Opiniones

"El Periódico digital para el sur de Córdoba"

Pura maldad

Entre las mojigaterías que condicionan al ser humano está esa grotesca tendencia modernilla a esmerilar la naturaleza misma de la especie, educando a los peques en una suerte de arcadia feliz, mundo idílico en el que los pastorcillos recorren las verdes y floridas praderas del planeta dando saltitos bajo un cielo azul chisporroteado de nubes algodonadas en compañía de su fiel perrete y un rebaño de ovejitas siempre obedientes a las recomendaciones de su guía (no se concibe ni mandato ni amo, pues la ovejitas son libres seres vivos que gozan de derechos fundamentales, según carta otorgada por las Naciones Unidas), mientras canturrean, tararean o silban alegres tonadillas compuestas para el gremio (¡cantinelas bucólicas!), una vez que han abonado los oportunos cánones por el uso de la propiedad intelectual, faltaría más.

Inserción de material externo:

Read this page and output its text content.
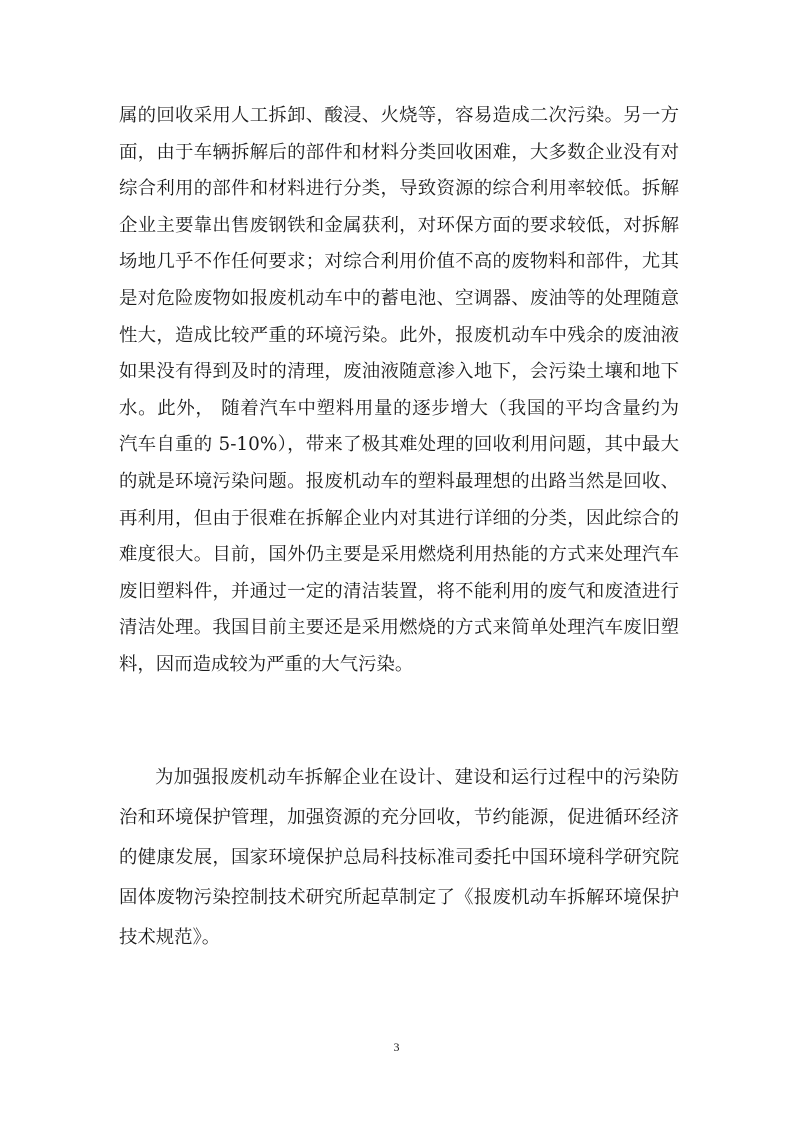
属的回收采用人工拆卸、酸浸、火烧等，容易造成二次污染。另一方
面，由于车辆拆解后的部件和材料分类回收困难，大多数企业没有对
综合利用的部件和材料进行分类，导致资源的综合利用率较低。拆解
企业主要靠出售废钢铁和金属获利，对环保方面的要求较低，对拆解
场地几乎不作任何要求；对综合利用价值不高的废物料和部件，尤其
是对危险废物如报废机动车中的蓄电池、空调器、废油等的处理随意
性大，造成比较严重的环境污染。此外，报废机动车中残余的废油液
如果没有得到及时的清理，废油液随意渗入地下，会污染土壤和地下
水。此外， 随着汽车中塑料用量的逐步增大（我国的平均含量约为
汽车自重的 5-10%），带来了极其难处理的回收利用问题，其中最大
的就是环境污染问题。报废机动车的塑料最理想的出路当然是回收、
再利用，但由于很难在拆解企业内对其进行详细的分类，因此综合的
难度很大。目前，国外仍主要是采用燃烧利用热能的方式来处理汽车
废旧塑料件，并通过一定的清洁装置，将不能利用的废气和废渣进行
清洁处理。我国目前主要还是采用燃烧的方式来简单处理汽车废旧塑
料，因而造成较为严重的大气污染。
为加强报废机动车拆解企业在设计、建设和运行过程中的污染防
治和环境保护管理，加强资源的充分回收，节约能源，促进循环经济
的健康发展，国家环境保护总局科技标准司委托中国环境科学研究院
固体废物污染控制技术研究所起草制定了《报废机动车拆解环境保护
技术规范》。
3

La realidad es que existen en el planeta praderas resecas y malolientes, abrasadas de maleza quebradiza, tostada o parda; existen nubarrones grisáceos, de malévolas intenciones, que se amanceban o abarraganan, el ánimo pecaminoso, mostachosos de relámpagos y plañideros de diluvios; existen fieros perros de colmillos babeantes y rabia que les hincha las entrañas y les inyecta los ojos, y ovejas rebeldes que han de ser reeducadas y baqueteadas, contenidas en la linde del rebaño. Y existen, por esas praderas del planeta, lobos que campean aguardando a su presa, ese objetivo trófico de turno. Y, en cuanto a los pastorcillos, existen bandidos camuflados en las sombras nocturnas, proyectadas en oblicuo, ocultos, al acecho, aleves, dispuestos al asalto inesperado, a robar, a herir, a matar, a violar o a lo que se tercie.

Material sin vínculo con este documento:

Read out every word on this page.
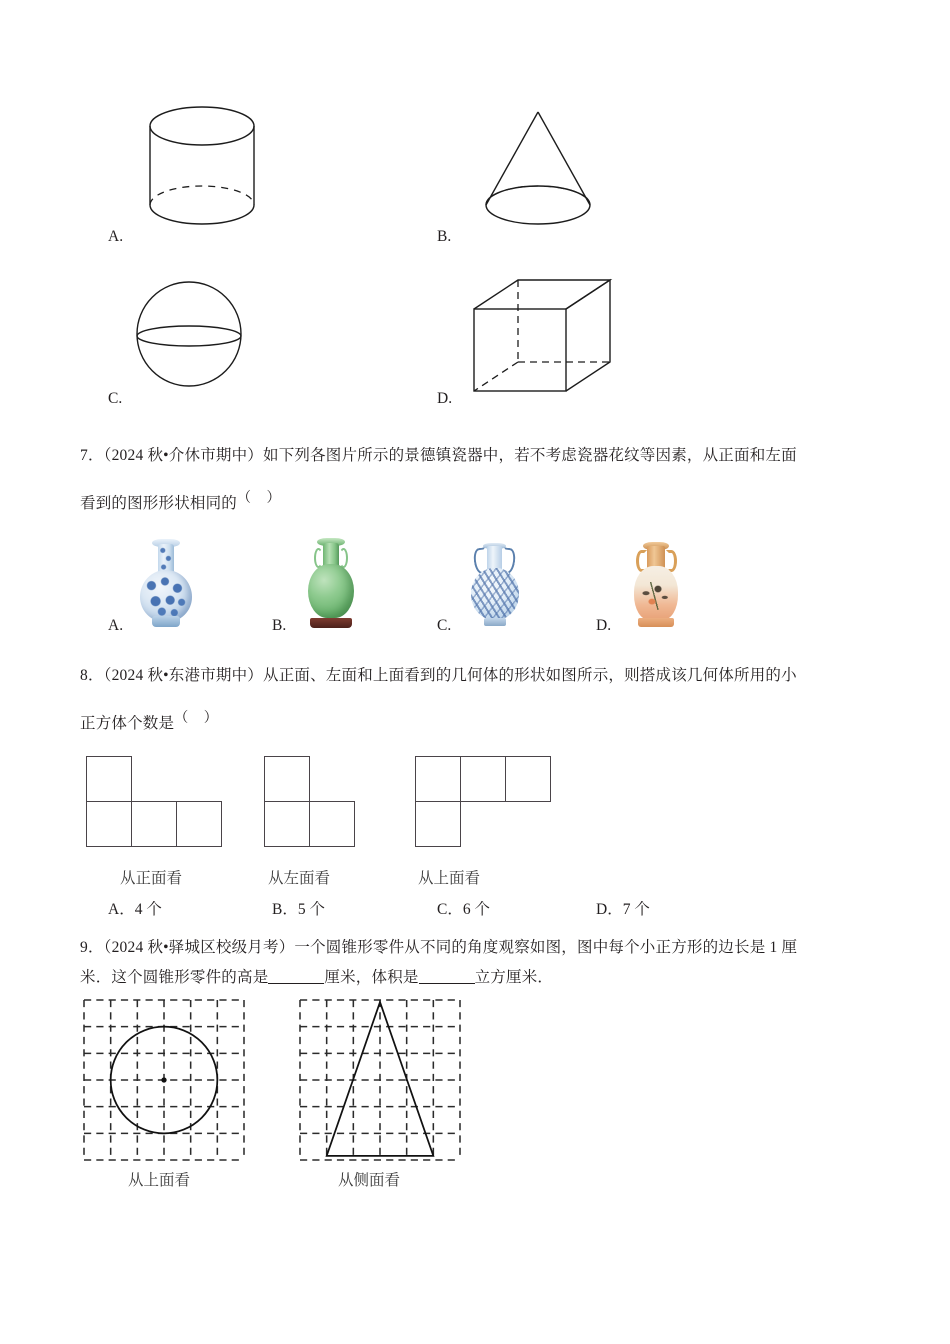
A.	B.
C.	D.
7．（2024 秋•介休市期中）如下列各图片所示的景德镇瓷器中，若不考虑瓷器花纹等因素，从正面和左面
看到的图形形状相同的（ ）
A.	B.	C.	D.
8．（2024 秋•东港市期中）从正面、左面和上面看到的几何体的形状如图所示，则搭成该几何体所用的小
正方体个数是（ ）
从正面看	从左面看	从上面看
A．4 个	B．5 个	C．6 个	D．7 个
9．（2024 秋•驿城区校级月考）一个圆锥形零件从不同的角度观察如图，图中每个小正方形的边长是 1 厘
米．这个圆锥形零件的高是	厘米，体积是	立方厘米．
从上面看	从侧面看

Que el mundo está plagado de hijos de la gran puta resulta ser hecho tan certero como que la vida está plagada de grandes putadas. Putadas e hijos de la gran puta con los que hay que lidiar por un aforismo tan simple como una ameba y tan antiguo como un tiburón: porque la vida es así. Una vida con maldad y con maldades, en definitiva, cuya afectación no puede velarse, obviarse o ignorarse, puesto que, antes o después, acaba tocando a su próxima víctima.

La maldad se presenta en diversas formas. Del mismo modo que no sería incoherente aseverar que la maldad se hace (¡menuda excusa a veces!) y que, con la maldad, también se nace, para cultivar una maldad por pura maldad. Un hijo de la gran puta puede venir de fábrica como tal, con la maldad de serie. Propenso genéticamente a ella, el hijo de la gran puta ejercerá sus actos con las vísceras podridas de perversidad y vileza y el alma encostrada de mezquindad y depravación. Abusará hasta donde su corrupción famélica y su indolencia psicópata alcancen su grado de satisfacción descabellada y bastarda, y no cejará en el empeño, persiguiendo su degenerada complacencia, como el acólito persigue al líder de su secta.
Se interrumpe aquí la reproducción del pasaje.